Report cites Arizona as an ‘epicenter’ in Wells Fargo’s fake-accounts scandal
California and Arizona cited as having a ‘considerably higher’ number of unauthorized accounts per employee.
Russ Wiles , The Republic | azcentral.com
Arizona was one of two “epicenters,” along with the Los Angeles metro region, of Wells Fargo’s unauthorized-accounts scandal, according to an internal study released Monday.
The report, commissioned by the banking giant’s board, reviewed the improper and unethical sales practices that hurt customers, damaged Wells Fargo’s brand, led to millions of dollars in fines, pressured employees and caused other fallout, according to the study.
The 110-page report prepared by four of the bank’s independent directors and by independent law firm Shearman & Sterling cited a “distortion of the community bank’s sales culture and performance-management system, which, when combined with aggressive sales management, created pressure on employees to sell unwanted or unneeded products to customers and, in some cases, to open unauthorized accounts.”
The unauthorized bank products included checking accounts, savings accounts and credit cards and carried various fees.
California and Arizona had a “considerably higher” number of such accounts per employee compared with other areas of the country where the bank operates, the report said.
READ THE REPORT: Wells Fargo Sales Practices Investigation Report
Conboy’s role in scandal
Wells Fargo paid more than $185 million in fines to regulators, fired CEO John Stumpf and other senior executives, and in February dismissed four top managers in its community-bank division.

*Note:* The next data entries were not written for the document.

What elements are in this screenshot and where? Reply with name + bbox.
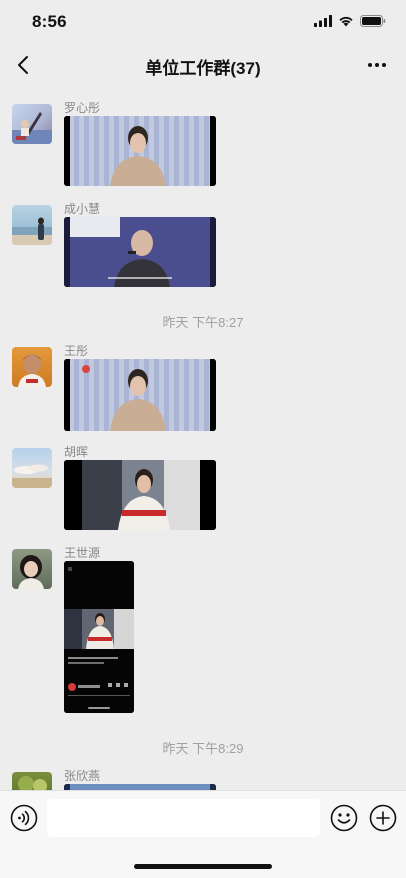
avatar[interactable] bbox=[12, 205, 52, 245]
status-time: 8:56 bbox=[32, 12, 67, 31]
plus-icon bbox=[369, 804, 397, 832]
sender-name: 王世源 bbox=[64, 546, 101, 560]
sender-name: 成小慧 bbox=[64, 202, 101, 216]
avatar[interactable] bbox=[12, 347, 52, 387]
home-indicator bbox=[134, 864, 272, 869]
video-message[interactable] bbox=[64, 116, 216, 186]
more-button[interactable] bbox=[362, 50, 392, 80]
message-input[interactable] bbox=[47, 799, 320, 837]
avatar[interactable] bbox=[12, 772, 52, 790]
video-message[interactable] bbox=[64, 460, 216, 530]
page-title: 单位工作群(37) bbox=[145, 59, 261, 78]
sender-name: 张欣燕 bbox=[64, 769, 101, 783]
wifi-icon bbox=[339, 16, 353, 27]
message-item: 胡晖 bbox=[0, 444, 406, 534]
sender-name: 罗心彤 bbox=[64, 101, 101, 115]
timestamp: 昨天 下午8:29 bbox=[162, 741, 244, 756]
message-item: 王世源 bbox=[0, 545, 406, 715]
message-item: 张欣燕 bbox=[0, 768, 406, 790]
chat-area[interactable]: 罗心彤 成小慧 昨天 下午8:27 王彤 胡晖 王世源 昨天 下午8:29 张欣… bbox=[0, 84, 406, 790]
more-dots-icon bbox=[368, 63, 386, 67]
avatar[interactable] bbox=[12, 104, 52, 144]
plus-button[interactable] bbox=[369, 804, 397, 832]
avatar[interactable] bbox=[12, 549, 52, 589]
sender-name: 王彤 bbox=[64, 344, 89, 358]
avatar[interactable] bbox=[12, 448, 52, 488]
emoji-icon bbox=[330, 804, 358, 832]
voice-button[interactable] bbox=[10, 804, 38, 832]
video-message[interactable] bbox=[64, 217, 216, 287]
battery-icon bbox=[360, 15, 386, 27]
voice-icon bbox=[10, 804, 38, 832]
sender-name: 胡晖 bbox=[64, 445, 89, 459]
nav-bar: 单位工作群(37) bbox=[0, 46, 406, 84]
status-bar: 8:56 bbox=[0, 0, 406, 46]
emoji-button[interactable] bbox=[330, 804, 358, 832]
signal-icon bbox=[314, 15, 332, 27]
message-item: 罗心彤 bbox=[0, 100, 406, 190]
video-message[interactable] bbox=[64, 561, 134, 713]
status-icons bbox=[314, 15, 386, 27]
video-message[interactable] bbox=[64, 359, 216, 431]
message-item: 成小慧 bbox=[0, 201, 406, 291]
timestamp: 昨天 下午8:27 bbox=[162, 315, 244, 330]
message-item: 王彤 bbox=[0, 343, 406, 433]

One of those managers was Pamela Conboy, the bank’s president in Arizona from 2007 to 2017.
According to the report, Conboy drove Arizona from last place among Wells Fargo’s community-banking markets in sales performance to first place within two years of becoming the regional president.
“Multiple witnesses stated that she did this through employing both effective and appropriate management techniques but also through intense sales pressure, such as a very heavy emphasis on rankings and sales performance,” according to the report.

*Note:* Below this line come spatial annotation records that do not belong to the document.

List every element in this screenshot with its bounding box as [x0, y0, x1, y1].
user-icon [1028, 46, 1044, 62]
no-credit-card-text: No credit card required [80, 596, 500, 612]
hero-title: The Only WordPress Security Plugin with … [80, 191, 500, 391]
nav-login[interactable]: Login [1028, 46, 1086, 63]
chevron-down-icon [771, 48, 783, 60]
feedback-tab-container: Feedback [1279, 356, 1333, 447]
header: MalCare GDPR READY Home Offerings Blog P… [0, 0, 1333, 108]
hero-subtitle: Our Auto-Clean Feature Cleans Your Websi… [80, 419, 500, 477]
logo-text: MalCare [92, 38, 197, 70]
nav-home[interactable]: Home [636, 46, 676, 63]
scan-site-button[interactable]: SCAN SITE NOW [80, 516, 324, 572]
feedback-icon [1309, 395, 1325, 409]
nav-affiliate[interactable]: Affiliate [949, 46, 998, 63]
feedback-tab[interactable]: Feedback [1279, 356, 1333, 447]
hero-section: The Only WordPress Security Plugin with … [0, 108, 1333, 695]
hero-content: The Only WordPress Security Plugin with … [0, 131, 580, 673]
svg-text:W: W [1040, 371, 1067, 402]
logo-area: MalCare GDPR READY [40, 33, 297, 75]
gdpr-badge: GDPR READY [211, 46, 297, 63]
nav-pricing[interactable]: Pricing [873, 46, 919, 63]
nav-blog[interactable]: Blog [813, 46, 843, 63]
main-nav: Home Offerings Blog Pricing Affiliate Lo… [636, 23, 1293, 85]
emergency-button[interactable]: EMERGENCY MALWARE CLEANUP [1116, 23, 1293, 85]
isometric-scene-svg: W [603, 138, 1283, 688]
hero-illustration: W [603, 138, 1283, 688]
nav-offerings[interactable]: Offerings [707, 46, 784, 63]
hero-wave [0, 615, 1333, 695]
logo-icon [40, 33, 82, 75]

For example, she conducted multiple daily phone calls to discuss sales reports, launched “rally” days to motivate employees and held “morning huddles” to discuss the prior day’s sales reports. Witnesses told Wells Fargo investigators that Conboy encouraged bankers to sell duplicate accounts regardless of customer need.
Conboy was held up as a model of success by Carrie Tolstedt, the ousted former head of Wells Fargo’s community bank division, and she was asked by Tolstedt to give a presentation at a bank leadership conference in 2010.
The report criticized Tolstedt and other senior executives for failing to pay sufficient attention “to the substantial risk to Wells Fargo’s brand and reputation” from improper and unethical sales practices and for “the potential for financial and other harm to customers.” Tolstedt and others also created a sales-focused atmosphere where employees could be fired or severely criticized by supervisors for failing to meet sales goals.
The result was a “relentless focus on sales, abbreviated training and high employee turnover,” the report said, adding that the bank was at times run more like a department store than a financial institution.
Problems with oversight, responsiveness
Wells Fargo’s decentralized model was partly inherited from Norwest, when the two banks merged in 1998, the report said. Other problems cited by investigators included a community-bank leadership that “resisted and impeded outside scrutiny or oversight” and a corporate CEO who was slow to investigate or critically challenge sales practices.
In response to its unauthorized-accounts scandal, Wells Fargo has replaced several key community-bank leaders, eliminated sales goals, reformed its incentive-compensation practices, split its CEO and chairman positions and created an Office of Ethics that reports to the board.
Stumpf, Tolstedt and several other senior executives have had to forfeit or otherwise surrender more than $180 million in combined compensation.
In compiling the report, the independent directors and Shearman & Sterling said they conducted 100 interviews and searched across 35 million documents.